6/10
Minor but thoughtful High Noon wannabe for Fred MacMurray
1 September 2008
A sort of modest High Noon imitation which shows how even a fairly routine western back then could have some interesting things on its mind. Fred MacMurray is the new marshal of a town, and the witness to the killing of the previous one during a bank robbery, which means he's front and center in terms of responsibility for the impending hanging of the kid who did it, a local boy gone bad (Robert Vaughan). His High Noon moment comes when the whole town starts to get a liberal conscience about the kid's lack of proper upbringing, and starts to want to let him go, while only MacMurray stands up for hardcore law and order values.
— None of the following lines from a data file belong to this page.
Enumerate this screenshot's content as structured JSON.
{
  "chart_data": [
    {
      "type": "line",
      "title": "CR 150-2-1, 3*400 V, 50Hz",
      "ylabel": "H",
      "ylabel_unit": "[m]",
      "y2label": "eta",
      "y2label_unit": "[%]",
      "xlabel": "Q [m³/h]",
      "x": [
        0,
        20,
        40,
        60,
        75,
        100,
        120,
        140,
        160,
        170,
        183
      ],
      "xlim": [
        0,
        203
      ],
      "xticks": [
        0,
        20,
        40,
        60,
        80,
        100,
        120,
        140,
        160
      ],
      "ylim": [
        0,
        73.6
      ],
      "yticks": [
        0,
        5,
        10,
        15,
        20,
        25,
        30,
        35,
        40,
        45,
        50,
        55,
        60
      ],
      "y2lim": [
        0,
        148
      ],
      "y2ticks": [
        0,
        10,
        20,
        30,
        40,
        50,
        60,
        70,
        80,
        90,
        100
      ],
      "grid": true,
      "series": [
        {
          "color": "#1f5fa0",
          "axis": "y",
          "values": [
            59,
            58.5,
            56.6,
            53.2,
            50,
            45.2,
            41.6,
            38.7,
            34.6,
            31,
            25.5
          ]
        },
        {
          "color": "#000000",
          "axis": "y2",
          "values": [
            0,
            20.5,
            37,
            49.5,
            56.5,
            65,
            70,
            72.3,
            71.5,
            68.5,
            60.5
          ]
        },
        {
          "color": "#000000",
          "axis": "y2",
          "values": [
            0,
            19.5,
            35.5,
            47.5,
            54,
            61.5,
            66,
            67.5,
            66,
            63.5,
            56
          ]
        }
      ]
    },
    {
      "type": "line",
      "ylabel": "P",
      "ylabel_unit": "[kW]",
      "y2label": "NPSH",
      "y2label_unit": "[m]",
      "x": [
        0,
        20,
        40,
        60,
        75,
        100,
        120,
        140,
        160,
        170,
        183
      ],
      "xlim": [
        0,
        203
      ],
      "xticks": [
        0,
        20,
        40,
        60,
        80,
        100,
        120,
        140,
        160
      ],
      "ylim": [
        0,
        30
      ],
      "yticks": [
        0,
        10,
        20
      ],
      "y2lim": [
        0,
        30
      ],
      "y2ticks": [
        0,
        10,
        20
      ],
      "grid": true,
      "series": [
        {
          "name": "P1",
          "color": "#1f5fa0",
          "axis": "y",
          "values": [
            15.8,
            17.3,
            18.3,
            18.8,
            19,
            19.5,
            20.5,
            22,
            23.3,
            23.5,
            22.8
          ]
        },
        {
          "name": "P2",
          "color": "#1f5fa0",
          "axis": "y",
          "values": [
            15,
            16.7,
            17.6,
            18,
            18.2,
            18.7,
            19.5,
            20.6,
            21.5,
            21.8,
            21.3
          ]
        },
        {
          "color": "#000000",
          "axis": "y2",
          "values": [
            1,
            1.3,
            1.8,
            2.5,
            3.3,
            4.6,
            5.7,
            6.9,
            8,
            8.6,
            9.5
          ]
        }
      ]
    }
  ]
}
If the politics of the film are as anachronistic as the tidiness of the supposed western town (which feels like a soporific 50s sitcom suburb as much as it does anything on the prairie), the clash of 50s juvenile delinquent-movie progressive attitudes and a Dirty Harry/Reaganesque law and order type is strikingly ahead of its time. Or maybe, like High Noon, it's making a blacklist/McCarthyism parallel, except here it's justifying following the law (ie, naming names) to a T even when it makes you unpopular with those who would cut the bad guys some slack. Anyway, Nathan Juran is no poetic western stylist, and Fred MacMurray is stalwart but not as intensely compelling as, say, Randolph Scott, but it's an interesting little movie nonetheless.